When Shwetambari Shetty, 37, was looking to start her fitness venture Tribe Fitness, she had to seek help from her husband. She had started saving money for her venture even before she had a proper plan. “I worked with HSBC Bank for seven years and quit in 2010," said Shetty. After quitting, she took up work as a Zumba instructor in February 2011. “I did freelance work for three years and parked all my savings in a bank account," she said.
Shetty’s only investment was a house, which she had bought in 2005. “It was difficult to round up the deal because it was difficult to get a buyer at the price I was quoting. The process took around five to six months. I got a good return on the sale," said Shetty.
Along with her savings and the property, she dipped into her provident fund and her husband’s as well. “My husband supported me with his PF money," said Shetty. Finally, in February 2014, Shetty set up Tribe Fitness along with a partner. “The first two years were tricky because we did not have any investors. But we made enough every month to pay our rent, loan and salaries. I did not feel the pinch financially because I had my husband as a financial backup. We did cut down on a couple of holidays for one and a half years," said Shetty.
Tribe Fitness was acquired in January 2017 by Cure.fit, led by Mukesh Bansal and Ankit Nagori.
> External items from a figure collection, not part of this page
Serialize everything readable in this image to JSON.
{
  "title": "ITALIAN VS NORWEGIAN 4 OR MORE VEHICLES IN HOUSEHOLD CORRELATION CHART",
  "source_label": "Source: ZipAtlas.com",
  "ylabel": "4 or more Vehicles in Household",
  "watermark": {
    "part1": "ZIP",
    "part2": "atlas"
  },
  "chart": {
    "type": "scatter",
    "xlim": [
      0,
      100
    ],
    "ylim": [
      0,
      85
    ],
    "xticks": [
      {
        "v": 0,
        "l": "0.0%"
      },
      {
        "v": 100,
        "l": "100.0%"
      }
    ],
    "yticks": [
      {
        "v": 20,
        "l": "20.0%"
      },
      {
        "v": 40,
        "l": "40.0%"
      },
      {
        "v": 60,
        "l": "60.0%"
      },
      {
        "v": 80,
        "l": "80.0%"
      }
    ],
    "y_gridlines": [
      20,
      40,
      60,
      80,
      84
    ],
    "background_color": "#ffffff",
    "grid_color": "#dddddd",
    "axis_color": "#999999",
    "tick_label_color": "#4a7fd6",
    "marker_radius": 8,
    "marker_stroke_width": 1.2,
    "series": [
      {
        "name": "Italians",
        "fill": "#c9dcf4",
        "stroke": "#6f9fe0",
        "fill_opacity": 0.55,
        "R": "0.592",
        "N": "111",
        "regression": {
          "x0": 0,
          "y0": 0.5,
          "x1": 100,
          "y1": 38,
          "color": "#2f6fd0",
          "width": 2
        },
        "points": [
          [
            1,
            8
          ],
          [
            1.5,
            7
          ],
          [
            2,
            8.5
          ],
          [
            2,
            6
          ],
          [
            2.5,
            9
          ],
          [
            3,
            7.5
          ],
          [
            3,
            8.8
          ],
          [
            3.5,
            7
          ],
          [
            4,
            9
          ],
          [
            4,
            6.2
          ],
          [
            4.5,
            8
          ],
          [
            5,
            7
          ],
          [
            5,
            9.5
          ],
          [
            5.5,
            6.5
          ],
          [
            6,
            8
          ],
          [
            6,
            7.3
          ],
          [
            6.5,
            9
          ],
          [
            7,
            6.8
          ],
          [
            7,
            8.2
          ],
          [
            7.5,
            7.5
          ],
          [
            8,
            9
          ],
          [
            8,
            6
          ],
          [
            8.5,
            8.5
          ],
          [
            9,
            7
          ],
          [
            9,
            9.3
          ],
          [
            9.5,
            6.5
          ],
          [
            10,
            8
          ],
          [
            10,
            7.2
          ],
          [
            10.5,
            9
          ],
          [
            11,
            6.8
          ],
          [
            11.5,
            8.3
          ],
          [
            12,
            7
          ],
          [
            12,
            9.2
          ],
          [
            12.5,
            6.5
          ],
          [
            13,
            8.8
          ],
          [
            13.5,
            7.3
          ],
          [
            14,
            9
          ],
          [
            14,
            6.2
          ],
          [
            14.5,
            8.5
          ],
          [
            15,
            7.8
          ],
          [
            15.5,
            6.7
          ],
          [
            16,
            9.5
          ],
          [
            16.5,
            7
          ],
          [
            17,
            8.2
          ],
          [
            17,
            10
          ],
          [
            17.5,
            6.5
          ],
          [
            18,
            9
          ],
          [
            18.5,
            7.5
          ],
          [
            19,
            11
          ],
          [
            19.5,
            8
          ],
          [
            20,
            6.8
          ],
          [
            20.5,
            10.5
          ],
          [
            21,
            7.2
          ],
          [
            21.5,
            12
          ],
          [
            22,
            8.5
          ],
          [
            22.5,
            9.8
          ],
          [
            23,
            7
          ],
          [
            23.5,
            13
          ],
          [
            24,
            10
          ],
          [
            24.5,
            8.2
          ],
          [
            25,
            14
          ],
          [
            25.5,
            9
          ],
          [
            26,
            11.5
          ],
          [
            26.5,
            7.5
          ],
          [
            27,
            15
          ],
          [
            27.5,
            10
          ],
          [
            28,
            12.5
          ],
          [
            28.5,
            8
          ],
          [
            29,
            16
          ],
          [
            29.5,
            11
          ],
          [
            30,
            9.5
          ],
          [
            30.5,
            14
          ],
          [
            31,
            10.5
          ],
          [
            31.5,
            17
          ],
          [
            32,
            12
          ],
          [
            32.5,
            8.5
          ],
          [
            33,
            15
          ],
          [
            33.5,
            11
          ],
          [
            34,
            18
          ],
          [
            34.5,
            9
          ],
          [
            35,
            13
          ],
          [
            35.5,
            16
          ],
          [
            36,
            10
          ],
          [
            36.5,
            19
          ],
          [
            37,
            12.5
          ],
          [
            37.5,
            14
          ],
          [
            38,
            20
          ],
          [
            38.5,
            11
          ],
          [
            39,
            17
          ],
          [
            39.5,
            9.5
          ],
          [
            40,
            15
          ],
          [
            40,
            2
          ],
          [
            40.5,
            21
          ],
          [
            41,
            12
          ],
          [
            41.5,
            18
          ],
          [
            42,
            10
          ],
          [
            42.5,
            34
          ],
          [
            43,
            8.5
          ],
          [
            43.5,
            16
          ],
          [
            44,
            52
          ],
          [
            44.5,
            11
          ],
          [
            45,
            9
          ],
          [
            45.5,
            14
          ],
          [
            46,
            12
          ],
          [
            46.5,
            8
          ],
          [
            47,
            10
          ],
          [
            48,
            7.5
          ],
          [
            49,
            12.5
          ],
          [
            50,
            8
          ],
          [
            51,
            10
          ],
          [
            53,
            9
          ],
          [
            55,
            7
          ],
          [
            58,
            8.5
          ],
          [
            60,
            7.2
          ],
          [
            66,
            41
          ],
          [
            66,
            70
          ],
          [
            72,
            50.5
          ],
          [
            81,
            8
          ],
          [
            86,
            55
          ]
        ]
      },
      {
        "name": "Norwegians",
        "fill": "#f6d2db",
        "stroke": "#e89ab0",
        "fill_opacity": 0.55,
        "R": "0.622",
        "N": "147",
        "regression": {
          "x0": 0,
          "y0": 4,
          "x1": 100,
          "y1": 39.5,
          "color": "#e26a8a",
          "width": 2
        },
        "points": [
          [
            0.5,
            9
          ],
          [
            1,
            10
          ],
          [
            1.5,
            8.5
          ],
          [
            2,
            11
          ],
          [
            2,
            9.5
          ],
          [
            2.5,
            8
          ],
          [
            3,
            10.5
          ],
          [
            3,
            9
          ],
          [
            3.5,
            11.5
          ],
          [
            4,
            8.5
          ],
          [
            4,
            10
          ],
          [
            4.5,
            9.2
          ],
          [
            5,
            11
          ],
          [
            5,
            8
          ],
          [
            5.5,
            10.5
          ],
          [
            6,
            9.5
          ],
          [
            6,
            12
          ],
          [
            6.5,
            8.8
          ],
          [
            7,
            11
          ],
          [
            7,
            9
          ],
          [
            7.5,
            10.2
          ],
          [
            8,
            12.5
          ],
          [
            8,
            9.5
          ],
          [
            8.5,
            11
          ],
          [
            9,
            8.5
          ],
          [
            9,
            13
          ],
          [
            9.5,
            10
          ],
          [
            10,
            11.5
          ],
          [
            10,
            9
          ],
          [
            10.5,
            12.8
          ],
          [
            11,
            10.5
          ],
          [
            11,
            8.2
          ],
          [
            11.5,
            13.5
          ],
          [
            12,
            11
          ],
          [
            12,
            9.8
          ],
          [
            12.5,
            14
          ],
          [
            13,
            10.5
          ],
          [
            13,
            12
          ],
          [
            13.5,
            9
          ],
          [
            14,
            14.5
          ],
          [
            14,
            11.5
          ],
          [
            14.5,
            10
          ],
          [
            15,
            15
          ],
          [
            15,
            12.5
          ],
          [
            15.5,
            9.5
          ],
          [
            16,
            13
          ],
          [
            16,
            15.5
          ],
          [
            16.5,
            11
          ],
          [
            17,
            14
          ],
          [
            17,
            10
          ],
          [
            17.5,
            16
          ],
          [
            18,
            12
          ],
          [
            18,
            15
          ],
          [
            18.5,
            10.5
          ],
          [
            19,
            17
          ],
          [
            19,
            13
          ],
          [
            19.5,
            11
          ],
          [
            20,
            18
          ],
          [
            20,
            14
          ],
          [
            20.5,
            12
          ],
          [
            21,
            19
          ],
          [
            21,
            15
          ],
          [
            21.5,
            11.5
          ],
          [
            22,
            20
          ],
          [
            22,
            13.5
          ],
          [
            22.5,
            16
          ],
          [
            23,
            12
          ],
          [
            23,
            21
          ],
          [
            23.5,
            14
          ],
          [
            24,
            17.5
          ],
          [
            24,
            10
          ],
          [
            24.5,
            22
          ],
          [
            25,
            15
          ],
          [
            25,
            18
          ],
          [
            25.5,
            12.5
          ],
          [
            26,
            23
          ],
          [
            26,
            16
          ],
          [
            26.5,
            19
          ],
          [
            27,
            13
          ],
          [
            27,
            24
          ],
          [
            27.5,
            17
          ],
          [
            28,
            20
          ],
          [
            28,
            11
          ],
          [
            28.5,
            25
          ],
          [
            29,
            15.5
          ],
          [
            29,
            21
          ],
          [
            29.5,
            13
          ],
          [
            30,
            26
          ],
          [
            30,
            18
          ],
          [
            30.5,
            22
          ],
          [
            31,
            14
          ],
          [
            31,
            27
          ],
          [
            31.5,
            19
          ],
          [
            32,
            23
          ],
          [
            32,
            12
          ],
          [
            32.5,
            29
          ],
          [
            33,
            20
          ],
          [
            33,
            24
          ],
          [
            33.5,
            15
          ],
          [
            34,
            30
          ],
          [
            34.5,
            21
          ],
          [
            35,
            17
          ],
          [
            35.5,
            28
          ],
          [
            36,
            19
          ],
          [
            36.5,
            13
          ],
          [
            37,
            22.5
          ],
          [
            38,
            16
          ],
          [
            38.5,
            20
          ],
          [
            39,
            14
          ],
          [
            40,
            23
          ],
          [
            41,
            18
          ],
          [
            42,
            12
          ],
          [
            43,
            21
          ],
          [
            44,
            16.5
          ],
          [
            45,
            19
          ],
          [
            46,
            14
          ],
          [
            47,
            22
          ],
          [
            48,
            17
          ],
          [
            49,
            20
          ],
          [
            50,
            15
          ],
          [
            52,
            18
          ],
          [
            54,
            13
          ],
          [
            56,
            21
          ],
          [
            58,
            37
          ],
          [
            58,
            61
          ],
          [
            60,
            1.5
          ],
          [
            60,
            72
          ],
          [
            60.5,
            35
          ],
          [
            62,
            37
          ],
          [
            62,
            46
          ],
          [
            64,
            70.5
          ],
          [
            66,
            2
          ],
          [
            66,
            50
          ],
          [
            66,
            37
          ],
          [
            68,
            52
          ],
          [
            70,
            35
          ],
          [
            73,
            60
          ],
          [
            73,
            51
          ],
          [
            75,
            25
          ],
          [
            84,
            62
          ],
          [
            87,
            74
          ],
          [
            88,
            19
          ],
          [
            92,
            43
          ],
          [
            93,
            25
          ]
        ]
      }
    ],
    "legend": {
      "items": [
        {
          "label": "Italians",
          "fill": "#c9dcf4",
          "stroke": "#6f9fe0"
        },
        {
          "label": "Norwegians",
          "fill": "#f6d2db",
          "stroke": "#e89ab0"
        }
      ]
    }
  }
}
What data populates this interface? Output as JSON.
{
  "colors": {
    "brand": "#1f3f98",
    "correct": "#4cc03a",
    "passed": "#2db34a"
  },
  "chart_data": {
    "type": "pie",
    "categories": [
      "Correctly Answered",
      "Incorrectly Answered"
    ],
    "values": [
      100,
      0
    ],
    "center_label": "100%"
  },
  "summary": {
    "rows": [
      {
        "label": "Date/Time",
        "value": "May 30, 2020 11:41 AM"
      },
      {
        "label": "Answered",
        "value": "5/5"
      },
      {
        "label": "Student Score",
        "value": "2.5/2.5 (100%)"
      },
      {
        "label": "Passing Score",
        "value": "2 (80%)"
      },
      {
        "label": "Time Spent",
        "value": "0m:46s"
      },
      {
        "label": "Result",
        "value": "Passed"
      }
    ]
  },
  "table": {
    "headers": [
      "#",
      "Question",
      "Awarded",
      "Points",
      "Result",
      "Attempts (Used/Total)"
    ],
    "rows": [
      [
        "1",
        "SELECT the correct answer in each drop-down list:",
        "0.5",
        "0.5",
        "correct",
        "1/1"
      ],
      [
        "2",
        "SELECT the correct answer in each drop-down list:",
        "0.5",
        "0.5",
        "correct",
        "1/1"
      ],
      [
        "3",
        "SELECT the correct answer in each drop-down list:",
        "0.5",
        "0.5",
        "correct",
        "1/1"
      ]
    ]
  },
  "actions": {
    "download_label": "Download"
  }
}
She hired a financial advisor in early 2017.
It’s all in the family
For the founders of Sprucex Care LLP, Rajdeep Mukherjee, 26, his girlfriend Kirti Sharma, 25, and his mother Sharmita Mukherjee, 52, monetary support came from Rajdeep’s father. Sharma, social media manager, and Sharmita, NGO secretary, came up with the idea to manufacture bio-degradable sanitary napkins in November 2011. Rajdeep left his studies and joined Sharma and his mother in January 2018. “In no time, we were supplying to NGOs nearby. For our second project, where we ventured into manufacturing sanitary napkins with wings, we put out our ancestral property on mortgage," said Rajdeep.
“Around 15% of my annual income is always there as an emergency fund. After the venture was set up, I invested in the stock market and fixed deposits on the advice and guidance of my father. I had started an SIP during my working days," he said
Think before you borrow
However, not everyone may have a support system to start their own venture. According to Pawan Agrawal, founder of New Delhi-based InvestGuru.com, an online financial advisory firm, if you are using your parent’s money that was directed towards a particular financial goal, such as retirement, then it is a risky situation.
“The time that went into building that retirement kitty will not come back and the money put into it will not come back in a jiffy. It is a big risk. Do not wait to accumulate the lump sum you borrowed but start returning in monthly installments," said Agarwal.
According to the Mumbai-based financial planner, if you do not have a financial backing then before starting your business, you should segregate your business and personal expenses. “You should have enough access to capital. You can maintain an overdraft account and create a pool of three years of your expenses," he said.